Yes, I know I have found a few that are public domain but may take me a few days to find them. So, if you can bear with me...


----------



## VenomStorm (Aug 11, 2016)

I second the Halloween at Highnoon stuff. Their AtomosFEAR cd is great for ambient sounds and their other cds are creepy as well. Ive slowly started just buying them to run through on Halloween night.


----------



## lizzyborden (Sep 17, 2009)

http://www.darkwinter.com/index1.html

Everything on this site is free to download under a creative commons license. I've only downloaded a few, but really like Edge of October and Somnarium.


----------



## obergh (Oct 11, 2017)

Google Play has some good background music/sounds that aren't cheesy. The title of the collection is called "Halloween Sound Effects." Each track is different, some better than others, and best of all they're CHEAP and LONG. I especially like "Halloween Music, Scary Music and Scary Sounds" and "Sinister Halloween Night Background Sounds."


----------



## Wolfman (Apr 15, 2004)

We used to scare kids using audio cassettes back in the day. Today, after 35 years, the possibilities are endless. For example: this year we have a small boy crying Prop; he will have a phone in his pocket playing a crying soundtrack. A group of scared frog sculptures- frogs croaking from another phone.
This year I'm still trying to decide what to use in the Cavern of the Druid Preist. There are scarey Gregorian chants. There's "Lung Shadows" by The The, lots of creepy whispering in that one. Templar Choir has some stuff. But I'm still leaning toward The Omen theme. I think I'll let the actual priest decide what he wants...


----------



## MichaelMyers666 (Aug 18, 2017)

Currently I just use a few small MP3 speaker players that use a USB. One plays "ambient" sounds of wind, crickets, faint ghost sounds.
The other plays a hell sound (from my hell hole), and the third plays a demon talking, then a 30s break of silence, then a wolf growling, then 30s break.

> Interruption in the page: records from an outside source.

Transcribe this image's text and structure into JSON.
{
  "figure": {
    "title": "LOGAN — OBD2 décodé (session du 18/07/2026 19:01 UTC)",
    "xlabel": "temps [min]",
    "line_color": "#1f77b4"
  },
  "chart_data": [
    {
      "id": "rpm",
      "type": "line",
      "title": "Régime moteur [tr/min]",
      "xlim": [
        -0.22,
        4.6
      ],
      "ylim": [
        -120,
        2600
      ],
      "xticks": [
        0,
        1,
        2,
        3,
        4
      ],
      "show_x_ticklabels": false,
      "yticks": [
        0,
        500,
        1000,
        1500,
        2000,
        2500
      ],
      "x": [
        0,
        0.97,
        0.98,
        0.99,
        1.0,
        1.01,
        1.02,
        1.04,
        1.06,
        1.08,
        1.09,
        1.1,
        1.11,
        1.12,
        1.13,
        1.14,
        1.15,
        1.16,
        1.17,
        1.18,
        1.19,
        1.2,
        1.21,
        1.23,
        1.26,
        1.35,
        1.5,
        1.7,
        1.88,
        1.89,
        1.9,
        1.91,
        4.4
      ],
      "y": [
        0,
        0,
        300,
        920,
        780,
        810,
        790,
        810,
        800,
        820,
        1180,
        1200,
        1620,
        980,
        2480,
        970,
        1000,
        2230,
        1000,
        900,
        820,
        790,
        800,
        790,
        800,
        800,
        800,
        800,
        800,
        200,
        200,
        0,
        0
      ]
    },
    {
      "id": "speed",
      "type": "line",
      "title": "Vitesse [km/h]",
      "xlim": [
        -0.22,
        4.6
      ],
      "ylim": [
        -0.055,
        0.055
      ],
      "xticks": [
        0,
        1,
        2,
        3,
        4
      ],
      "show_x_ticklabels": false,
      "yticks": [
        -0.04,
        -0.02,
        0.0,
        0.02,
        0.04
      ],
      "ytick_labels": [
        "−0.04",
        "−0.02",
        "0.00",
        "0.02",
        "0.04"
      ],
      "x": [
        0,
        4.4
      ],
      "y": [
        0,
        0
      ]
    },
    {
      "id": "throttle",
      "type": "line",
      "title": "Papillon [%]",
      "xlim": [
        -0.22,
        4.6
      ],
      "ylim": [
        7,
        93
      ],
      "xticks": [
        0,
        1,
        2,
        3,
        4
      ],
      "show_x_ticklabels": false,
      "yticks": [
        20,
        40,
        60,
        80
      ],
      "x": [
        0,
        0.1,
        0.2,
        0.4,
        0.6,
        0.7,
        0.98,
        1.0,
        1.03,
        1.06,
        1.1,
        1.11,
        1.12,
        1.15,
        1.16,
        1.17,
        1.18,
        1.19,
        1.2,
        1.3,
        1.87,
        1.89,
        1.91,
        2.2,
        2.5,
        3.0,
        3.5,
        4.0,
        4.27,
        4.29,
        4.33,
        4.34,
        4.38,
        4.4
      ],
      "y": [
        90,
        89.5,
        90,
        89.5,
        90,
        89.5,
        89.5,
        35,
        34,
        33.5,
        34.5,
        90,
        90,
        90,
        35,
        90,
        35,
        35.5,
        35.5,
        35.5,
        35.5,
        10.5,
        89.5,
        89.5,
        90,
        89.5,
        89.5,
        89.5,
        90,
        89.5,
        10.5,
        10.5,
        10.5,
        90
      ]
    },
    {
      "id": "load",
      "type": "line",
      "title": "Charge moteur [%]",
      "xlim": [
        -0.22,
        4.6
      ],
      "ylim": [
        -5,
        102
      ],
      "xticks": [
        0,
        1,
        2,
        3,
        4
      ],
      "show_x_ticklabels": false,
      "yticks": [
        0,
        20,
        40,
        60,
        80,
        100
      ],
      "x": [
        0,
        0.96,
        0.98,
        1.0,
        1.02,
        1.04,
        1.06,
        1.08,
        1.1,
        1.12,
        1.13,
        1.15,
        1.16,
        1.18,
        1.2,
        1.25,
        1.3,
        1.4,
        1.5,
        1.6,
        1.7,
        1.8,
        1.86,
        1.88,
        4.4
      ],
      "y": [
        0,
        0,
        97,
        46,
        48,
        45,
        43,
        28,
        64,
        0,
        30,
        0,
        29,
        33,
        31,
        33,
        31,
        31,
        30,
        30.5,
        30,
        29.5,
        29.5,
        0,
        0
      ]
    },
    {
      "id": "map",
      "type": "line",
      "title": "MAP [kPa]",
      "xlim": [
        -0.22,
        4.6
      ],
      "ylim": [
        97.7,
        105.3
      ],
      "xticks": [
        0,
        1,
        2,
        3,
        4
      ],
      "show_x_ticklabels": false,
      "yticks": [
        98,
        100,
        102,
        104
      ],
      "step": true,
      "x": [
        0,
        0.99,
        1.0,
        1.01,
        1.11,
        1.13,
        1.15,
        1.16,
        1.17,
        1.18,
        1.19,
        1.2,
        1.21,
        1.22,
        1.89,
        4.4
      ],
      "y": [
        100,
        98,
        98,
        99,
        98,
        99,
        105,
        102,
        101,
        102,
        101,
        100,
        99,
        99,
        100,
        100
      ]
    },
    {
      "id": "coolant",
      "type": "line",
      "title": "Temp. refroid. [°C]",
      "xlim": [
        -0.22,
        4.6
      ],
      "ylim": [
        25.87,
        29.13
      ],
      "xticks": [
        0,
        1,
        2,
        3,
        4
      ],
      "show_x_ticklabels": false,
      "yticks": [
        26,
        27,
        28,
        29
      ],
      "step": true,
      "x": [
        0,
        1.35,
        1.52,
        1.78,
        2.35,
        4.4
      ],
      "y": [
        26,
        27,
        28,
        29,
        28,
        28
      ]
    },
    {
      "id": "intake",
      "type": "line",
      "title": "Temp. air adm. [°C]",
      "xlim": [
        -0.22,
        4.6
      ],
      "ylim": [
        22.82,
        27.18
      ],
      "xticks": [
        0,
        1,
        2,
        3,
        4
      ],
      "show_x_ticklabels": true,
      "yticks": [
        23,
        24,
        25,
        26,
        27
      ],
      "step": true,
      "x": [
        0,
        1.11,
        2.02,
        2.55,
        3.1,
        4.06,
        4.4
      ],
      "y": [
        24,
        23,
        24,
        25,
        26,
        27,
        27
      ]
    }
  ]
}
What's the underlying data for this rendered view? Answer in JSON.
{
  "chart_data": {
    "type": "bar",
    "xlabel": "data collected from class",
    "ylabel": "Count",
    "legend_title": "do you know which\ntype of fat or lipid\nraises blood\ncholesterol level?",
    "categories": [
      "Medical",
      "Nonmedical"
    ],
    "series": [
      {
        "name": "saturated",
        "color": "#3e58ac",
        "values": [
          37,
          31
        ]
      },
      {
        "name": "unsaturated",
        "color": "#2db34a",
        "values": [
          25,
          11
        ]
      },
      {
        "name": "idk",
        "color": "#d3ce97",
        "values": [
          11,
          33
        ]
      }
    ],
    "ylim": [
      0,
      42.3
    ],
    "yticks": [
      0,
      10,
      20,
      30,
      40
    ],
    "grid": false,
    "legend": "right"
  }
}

I also am going to use an old Michaels skull prop I had that plays a scary carnival type song with laughing under my creepy clown.

I have also considered playing a "non scary" song, but it would make it very scary since it is so out of place.
Like:
"Mister Sandman" (it is in the Halloween 1 movie, but not everyone would get it)
or that church hymn from Christmas, some of those can be pretty creepy. They used it in the Conjuring 2.


----------



## obergh (Oct 11, 2017)

I created a Spotify playlist of dark, ambient music. Currently has 3 hours of music, titled "Dark Soundscape of Fear."

https://open.spotify.com/user/oberghjon/playlist/5x5yCJNPU1UoZI7KkRz7pp


----------



## JustaBunchOfHocusPocus (Sep 17, 2007)

Thanks. I'm also checking out Youtube for Creepy Graveyard sounds and music. I love Graveyard's and they've always creeped me out.

I found this today. If anyone finds anything else, please share!! 

*Creepy Forest*





*Creepy Graveyard*


----------



## jmax5105 (Oct 25, 2016)

I really like those above by MoxyToxy on YouTube... the fact that they already come 3 hours long is a bonus as well. I really like the Gathering Darkness ~ Scary Noises and Horror Music one for my yard this year!


----------